Litigância abusiva e o setor bancário – Na sequência, o diretor jurídico da Federação Brasileira de Bancos (Febraban), Luis Vicente De Chiara, expôs o impacto da litigância abusiva no sistema financeiro. Segundo ele, há mais de 700 mil ações ajuizadas contra instituições financeiras concentradas em pouco mais de dez advogados. Chiara também apresentou o panorama no Estado de Pernambuco, com mais de 12 mil ações identificadas como predatórias e 80% de média de improcedência.
“O setor bancário tem a responsabilidade de atacar a litigância em massa e sempre fornecer o melhor serviço para o cliente. Por outro lado, temos a questão da demanda abusiva, que não deveria concentrar nossos esforços. Mas, infelizmente, a gente tem que se dedicar a essa questão.”
Demandas predatórias no segmento de telecomunicações –O coordenador jurídico da Conexis Brasil Digital, Jonathan Palhares, também falou sobre a diferença entre a litigância abusiva e a litigância de massa.
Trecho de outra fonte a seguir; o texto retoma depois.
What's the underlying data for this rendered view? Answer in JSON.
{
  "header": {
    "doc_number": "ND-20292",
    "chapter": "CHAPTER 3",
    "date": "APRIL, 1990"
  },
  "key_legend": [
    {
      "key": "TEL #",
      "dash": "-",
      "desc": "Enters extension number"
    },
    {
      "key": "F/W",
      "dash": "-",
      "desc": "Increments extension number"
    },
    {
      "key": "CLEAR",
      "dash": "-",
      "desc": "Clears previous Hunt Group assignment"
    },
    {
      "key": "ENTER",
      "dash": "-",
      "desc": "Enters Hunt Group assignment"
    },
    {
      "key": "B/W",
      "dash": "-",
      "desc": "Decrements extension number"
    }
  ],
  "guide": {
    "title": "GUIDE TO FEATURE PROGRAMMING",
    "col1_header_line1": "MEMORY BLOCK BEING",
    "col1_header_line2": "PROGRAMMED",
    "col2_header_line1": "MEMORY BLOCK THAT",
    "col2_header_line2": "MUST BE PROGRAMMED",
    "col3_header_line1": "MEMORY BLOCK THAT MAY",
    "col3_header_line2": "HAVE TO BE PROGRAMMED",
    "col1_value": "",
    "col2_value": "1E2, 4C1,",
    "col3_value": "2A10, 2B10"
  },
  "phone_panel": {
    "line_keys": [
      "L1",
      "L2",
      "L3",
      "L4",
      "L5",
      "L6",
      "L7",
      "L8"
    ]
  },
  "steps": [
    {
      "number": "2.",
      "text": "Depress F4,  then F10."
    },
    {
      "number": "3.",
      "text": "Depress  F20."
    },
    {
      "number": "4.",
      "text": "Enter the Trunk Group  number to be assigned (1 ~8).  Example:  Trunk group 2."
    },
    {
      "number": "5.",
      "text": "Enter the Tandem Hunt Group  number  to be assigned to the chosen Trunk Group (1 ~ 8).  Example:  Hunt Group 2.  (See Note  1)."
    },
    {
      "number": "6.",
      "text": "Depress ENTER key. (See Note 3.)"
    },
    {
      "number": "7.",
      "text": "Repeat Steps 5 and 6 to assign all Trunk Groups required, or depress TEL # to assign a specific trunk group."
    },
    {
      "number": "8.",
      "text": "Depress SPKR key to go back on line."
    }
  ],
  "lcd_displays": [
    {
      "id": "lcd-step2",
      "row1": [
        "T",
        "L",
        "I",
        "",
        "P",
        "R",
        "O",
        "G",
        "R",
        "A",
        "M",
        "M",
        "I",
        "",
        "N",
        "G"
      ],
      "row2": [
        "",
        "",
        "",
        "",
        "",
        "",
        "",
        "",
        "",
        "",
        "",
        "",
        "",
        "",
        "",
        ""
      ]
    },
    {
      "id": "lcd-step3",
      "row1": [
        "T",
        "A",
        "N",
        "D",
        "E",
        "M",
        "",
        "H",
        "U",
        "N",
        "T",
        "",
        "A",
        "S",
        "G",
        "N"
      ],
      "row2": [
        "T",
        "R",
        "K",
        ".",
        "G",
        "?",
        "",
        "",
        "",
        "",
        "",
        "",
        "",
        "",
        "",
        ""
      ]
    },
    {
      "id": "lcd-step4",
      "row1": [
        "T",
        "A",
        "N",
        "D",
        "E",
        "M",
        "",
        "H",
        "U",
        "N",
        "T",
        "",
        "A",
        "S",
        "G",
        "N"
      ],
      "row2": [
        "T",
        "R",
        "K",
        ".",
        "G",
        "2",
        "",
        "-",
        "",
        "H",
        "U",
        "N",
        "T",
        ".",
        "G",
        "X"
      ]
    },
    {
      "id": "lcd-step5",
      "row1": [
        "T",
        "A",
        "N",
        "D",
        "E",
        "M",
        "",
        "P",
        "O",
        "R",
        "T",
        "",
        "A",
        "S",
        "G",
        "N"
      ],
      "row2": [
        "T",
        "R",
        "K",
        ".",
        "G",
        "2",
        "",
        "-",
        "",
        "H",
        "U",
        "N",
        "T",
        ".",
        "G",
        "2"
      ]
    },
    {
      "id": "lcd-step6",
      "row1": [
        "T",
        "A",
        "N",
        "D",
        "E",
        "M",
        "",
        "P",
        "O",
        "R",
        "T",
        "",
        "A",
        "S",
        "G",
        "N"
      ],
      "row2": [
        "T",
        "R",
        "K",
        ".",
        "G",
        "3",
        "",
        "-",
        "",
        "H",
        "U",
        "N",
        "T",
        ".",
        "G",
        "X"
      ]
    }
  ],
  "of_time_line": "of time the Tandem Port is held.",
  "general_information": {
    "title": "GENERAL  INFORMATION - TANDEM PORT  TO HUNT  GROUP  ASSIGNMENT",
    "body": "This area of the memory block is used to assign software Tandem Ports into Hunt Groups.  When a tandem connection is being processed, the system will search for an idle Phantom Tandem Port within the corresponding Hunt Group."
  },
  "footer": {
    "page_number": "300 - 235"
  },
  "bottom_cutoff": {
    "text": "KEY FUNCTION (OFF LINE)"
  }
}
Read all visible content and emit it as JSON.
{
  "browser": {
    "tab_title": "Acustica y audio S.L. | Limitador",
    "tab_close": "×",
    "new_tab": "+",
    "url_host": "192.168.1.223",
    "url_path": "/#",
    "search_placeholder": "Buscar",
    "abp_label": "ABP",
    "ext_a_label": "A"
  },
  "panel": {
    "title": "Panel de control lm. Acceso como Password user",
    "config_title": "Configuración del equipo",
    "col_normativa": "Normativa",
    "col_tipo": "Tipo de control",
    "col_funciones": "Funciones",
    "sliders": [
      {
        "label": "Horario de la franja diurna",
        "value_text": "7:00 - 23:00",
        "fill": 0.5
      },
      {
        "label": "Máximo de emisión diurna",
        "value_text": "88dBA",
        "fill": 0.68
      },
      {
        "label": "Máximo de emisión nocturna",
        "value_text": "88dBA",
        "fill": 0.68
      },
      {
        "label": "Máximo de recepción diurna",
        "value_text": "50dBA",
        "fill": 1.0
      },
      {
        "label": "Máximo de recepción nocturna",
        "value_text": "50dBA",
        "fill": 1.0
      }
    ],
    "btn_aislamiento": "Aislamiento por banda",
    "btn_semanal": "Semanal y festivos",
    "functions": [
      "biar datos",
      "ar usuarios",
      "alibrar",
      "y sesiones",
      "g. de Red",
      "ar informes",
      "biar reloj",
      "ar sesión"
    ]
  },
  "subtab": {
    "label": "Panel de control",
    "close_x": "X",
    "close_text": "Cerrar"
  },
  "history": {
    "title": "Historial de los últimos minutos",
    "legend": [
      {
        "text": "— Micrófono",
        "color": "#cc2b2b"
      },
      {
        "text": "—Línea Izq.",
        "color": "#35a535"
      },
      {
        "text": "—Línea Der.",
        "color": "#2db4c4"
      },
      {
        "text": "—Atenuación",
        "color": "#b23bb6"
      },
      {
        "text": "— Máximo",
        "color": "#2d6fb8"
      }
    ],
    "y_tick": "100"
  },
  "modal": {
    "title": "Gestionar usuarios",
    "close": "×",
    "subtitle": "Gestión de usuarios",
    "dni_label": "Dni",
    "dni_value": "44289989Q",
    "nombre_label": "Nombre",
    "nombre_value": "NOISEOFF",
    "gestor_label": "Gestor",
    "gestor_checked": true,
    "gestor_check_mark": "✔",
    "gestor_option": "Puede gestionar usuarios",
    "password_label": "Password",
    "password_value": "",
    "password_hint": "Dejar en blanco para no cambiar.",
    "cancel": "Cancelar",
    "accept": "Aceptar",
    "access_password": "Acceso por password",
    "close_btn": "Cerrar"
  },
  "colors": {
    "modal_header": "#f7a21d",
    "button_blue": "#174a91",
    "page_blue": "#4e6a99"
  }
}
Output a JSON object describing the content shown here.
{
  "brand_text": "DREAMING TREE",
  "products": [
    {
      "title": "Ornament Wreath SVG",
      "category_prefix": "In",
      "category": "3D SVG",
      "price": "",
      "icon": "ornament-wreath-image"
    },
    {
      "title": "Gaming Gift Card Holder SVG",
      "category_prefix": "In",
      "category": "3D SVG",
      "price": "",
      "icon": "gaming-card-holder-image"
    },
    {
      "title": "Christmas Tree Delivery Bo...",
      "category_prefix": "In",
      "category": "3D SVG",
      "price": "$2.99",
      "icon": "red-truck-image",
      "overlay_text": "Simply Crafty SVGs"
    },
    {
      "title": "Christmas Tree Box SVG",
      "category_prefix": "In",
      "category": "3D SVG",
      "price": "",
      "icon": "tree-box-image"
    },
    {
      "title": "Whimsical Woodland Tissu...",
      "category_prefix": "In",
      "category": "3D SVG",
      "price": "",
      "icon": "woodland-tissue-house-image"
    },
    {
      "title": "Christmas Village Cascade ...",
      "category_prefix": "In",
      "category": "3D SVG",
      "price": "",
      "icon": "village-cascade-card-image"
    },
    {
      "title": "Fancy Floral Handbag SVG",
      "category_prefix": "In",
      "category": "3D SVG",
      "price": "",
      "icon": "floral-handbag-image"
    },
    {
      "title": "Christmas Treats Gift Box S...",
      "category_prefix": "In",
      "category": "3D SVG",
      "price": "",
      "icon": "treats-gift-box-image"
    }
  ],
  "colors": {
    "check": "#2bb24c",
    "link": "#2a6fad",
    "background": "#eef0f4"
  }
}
Palhares afirmou que a maior parte das ações abusivas no setor de telecomunicações versam sobre desconhecimento de contratação, negativações indevidas e cobranças questionadas pelos clientes.
“Para combater a litigância abusiva, é muito importante ser realizado o monitoramento rigoroso da distribuição das ações. E nós temos, aqui, a oportunidade de debate para poder pensar e adotar estratégias e soluções em conjunto com os centros de inteligência dos tribunais que fazem o monitoramento desse tipo de ação. É a melhor maneira de conseguirmos evoluir cada vez mais nesta temática.”
Papel da advocacia –A ouvidora-geral da Ordem dos Advogados do Brasil Seccional Pernambuco (OAB-PE), Renata Berenguer, concentrou a apresentação na ótica da advocacia sobre a litigância abusiva. Renata afirmou que o principal pilar da OAB no combate à litigância predatória é o processo disciplinar. Segundo a ouvidora-geral, o Tribunal de Ética e Disciplina da OAB-PE é responsável “por separar o joio do trigo”, ao julgar e aplicar suspensões disciplinares, penalidade máxima aplicável em casos de litigância abusiva.
“A OAB enxerga a litigância abusiva como um problema que também é da advocacia brasileira. É sempre bom ressaltar esse ponto, porque muitos estão abraçando a pauta. Essa demanda predatória de litigância abusiva infelizmente é um problema maior, é um tema da sociedade e do Judiciário.”
A Caravana Nacional da Cooperação Judiciária conta com o apoio institucional da Escola Nacional de Formação e Aperfeiçoamento de Magistrados (Enfam), do Centro de Inteligência do Poder Judiciário e do Fórum Nacional do Poder Judiciário para a Saúde (Fonajus), ambos vinculados ao Conselho Nacional de Justiça (CNJ).